Framed by the metaphor of a road trip, this exposition explores the use of participatory performance in building cultural discourse about decision-making during the climate crisis. Using Rancière’s concept of the emancipated spectator, common human experiences such as childhood development of subjectivity (acquired through Lacan’s mirror phase and symbolic order) and image schemas (as discussed in Mark Turner’s The Literary Mind) are explored as possible strategies for co-authoring an artistic landscape alongside spectators. An audio narration accompanies the written work, attempting to explore these theories in the form of a correspondence between the author and her elusive self-awareness. Each track reflects on these individual-but-common experiences as a method for creation. The author concludes that a co-authored artistic landscape may only be accessible to participants who are enticed to set aside limiting social norms in order to explore it, and this is the challenge of the artist.
While systems of human connection like the internet, goverments, and economies draw increasing criticism for enabling the pressures of globalization, disinformation, digital surveillance, and ideological tribalism, many communities are seeking deeper forms of connection in order to foster civic-mindedness, compassion, democracy, and collective action in the face of urgent global challenges. This seemingly double-edged sword of human interconnectedness invites a close look at the innumerable ways people connect with each other and the procedures they use to guide and empower those interactions.
This exhibition reflects on procedural authorship and the potential for an expanded procedural literacy in the arts through the lens of the Connective Symposium, an event held at Fontys University of the Arts in the Netherlands in November 2022 as part of the new lectorate in 'artistic connective practices'.

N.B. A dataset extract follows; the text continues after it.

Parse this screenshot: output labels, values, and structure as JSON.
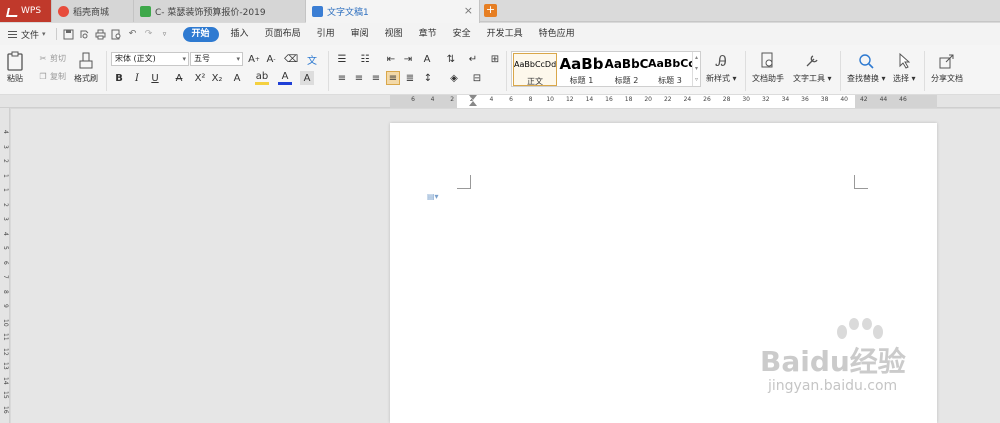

The importance of designing participatory experiences through values, iterative creation cycles, and participant feedback are discussed, alongside a procedural analysis of three participatory pieces exhibited at the Connective Symposium: We called it Earth by Jessica Renfro and Hadi Asghari, The House of Seasonal Cleaning by Liana Psarologaki and Amanda Hodgkinson, and An Experiment on Agency #7 by Reyhaneh Mirhahani.